Quantal Response Equilibrium with a Continuum of Types: Characterization and Nonparametric Identification

TL;DR

This paper characterizes Quantal Response Equilibrium (QRE) in binary-action games with a continuum of types, providing sharp predictions and nonparametric tests, and applies these methods to experimental data on the compromise game.

Contribution

It offers the first complete nonparametric characterization of QRE in games with a continuum of types and develops tests based on this characterization.

Findings

Sharp predictions for global games, volunteer's dilemma, and compromise game.

Nonparametric tests for QRE are developed and validated.

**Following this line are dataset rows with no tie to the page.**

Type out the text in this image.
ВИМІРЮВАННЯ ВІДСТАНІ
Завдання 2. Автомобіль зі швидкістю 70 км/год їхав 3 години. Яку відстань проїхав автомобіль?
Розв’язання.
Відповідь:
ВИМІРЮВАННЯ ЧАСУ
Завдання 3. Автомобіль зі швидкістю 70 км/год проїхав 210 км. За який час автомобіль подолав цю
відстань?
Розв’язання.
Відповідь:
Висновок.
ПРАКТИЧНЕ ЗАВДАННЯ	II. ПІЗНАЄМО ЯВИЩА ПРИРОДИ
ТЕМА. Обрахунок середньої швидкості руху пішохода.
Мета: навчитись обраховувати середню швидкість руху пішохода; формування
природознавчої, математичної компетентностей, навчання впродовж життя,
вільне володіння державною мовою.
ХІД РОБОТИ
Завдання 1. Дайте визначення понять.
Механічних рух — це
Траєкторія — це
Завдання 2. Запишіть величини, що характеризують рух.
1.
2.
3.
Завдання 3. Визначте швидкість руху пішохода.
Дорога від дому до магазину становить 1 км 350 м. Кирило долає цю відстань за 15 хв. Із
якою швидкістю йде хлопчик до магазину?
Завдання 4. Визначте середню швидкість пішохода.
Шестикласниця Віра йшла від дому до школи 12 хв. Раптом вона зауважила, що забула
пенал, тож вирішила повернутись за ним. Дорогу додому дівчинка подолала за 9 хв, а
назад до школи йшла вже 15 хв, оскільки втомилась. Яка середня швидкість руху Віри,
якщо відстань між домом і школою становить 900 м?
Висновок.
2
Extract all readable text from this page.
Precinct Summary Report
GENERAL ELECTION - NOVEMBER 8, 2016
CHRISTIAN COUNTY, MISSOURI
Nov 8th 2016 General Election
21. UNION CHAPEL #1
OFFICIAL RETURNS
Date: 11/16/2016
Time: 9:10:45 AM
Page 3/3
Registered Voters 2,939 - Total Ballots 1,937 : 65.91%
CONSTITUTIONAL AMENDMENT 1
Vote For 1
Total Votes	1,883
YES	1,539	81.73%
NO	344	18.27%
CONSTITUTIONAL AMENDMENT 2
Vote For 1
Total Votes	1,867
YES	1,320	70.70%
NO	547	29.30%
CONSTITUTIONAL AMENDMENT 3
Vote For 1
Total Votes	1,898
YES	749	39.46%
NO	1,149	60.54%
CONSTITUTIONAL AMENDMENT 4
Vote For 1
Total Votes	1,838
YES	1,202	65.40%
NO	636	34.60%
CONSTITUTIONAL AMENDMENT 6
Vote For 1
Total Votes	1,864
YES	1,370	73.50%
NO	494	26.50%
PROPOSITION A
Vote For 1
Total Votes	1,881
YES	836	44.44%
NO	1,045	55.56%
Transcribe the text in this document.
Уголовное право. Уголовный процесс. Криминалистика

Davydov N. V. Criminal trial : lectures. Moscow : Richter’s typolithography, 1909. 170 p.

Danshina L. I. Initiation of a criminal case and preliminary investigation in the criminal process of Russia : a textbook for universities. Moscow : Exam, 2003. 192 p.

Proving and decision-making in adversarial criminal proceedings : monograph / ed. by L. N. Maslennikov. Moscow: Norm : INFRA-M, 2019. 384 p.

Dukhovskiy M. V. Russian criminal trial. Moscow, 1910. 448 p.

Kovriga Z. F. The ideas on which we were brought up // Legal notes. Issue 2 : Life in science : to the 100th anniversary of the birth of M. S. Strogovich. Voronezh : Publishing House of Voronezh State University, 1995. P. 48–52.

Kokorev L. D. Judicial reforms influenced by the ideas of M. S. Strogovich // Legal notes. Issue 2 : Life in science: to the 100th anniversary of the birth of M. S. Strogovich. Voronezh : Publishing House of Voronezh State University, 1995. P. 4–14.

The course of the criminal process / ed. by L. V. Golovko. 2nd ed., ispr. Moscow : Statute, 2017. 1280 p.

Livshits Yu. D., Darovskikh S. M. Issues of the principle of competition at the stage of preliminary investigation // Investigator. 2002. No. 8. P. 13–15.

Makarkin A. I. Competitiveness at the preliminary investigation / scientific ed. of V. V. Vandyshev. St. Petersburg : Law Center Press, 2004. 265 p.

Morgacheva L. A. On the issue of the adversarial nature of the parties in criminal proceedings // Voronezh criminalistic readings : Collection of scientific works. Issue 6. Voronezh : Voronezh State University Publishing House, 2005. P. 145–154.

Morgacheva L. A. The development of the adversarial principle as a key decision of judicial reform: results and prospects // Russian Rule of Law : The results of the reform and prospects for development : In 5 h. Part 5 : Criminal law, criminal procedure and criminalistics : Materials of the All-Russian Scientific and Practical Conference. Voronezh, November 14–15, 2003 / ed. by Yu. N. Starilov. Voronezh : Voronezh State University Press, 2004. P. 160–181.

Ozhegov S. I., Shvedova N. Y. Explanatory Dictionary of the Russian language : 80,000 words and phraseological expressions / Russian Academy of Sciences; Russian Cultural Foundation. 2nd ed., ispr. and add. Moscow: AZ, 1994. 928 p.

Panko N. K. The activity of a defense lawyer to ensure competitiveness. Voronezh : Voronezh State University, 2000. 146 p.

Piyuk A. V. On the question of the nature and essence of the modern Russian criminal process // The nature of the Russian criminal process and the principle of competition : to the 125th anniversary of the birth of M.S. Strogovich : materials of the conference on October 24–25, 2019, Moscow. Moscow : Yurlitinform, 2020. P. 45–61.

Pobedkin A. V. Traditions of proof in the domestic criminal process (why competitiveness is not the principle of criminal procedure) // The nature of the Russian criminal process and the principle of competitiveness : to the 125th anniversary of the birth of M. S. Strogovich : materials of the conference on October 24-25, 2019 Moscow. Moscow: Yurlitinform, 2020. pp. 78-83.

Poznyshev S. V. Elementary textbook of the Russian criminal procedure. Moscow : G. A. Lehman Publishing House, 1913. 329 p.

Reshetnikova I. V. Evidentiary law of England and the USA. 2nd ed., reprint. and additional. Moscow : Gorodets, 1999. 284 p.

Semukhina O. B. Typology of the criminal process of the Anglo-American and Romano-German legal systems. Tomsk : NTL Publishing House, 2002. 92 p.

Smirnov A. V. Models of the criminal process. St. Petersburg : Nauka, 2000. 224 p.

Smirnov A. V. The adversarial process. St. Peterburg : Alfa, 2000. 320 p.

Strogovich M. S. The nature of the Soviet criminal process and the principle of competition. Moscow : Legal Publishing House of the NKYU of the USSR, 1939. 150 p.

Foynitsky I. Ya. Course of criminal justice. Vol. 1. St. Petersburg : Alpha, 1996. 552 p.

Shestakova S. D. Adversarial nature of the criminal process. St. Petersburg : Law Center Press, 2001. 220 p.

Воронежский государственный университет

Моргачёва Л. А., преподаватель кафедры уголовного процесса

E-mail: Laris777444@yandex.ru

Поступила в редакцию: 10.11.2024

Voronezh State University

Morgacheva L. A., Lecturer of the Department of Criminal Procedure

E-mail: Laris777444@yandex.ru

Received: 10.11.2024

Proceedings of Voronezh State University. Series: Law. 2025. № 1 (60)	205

Empirical analysis revisits experimental data on the compromise game.

Abstract

Quantal response equilibrium (QRE), a statistical generalization of Nash equilibrium, is a standard benchmark in the analysis of experimental data. Despite its influence, nonparametric characterizations and tests of QRE are unavailable beyond the case of finite games. We address this gap by completely characterizing the set of QRE in a class of binary-action games with a continuum of types. Our characterization provides sharp predictions in settings such as global games, volunteer's dilemma, and the compromise game. Further, we leverage our results to develop nonparametric tests of QRE. As an empirical application, we revisit the experimental data from Carrillo and Palfrey (2009) on the compromise game.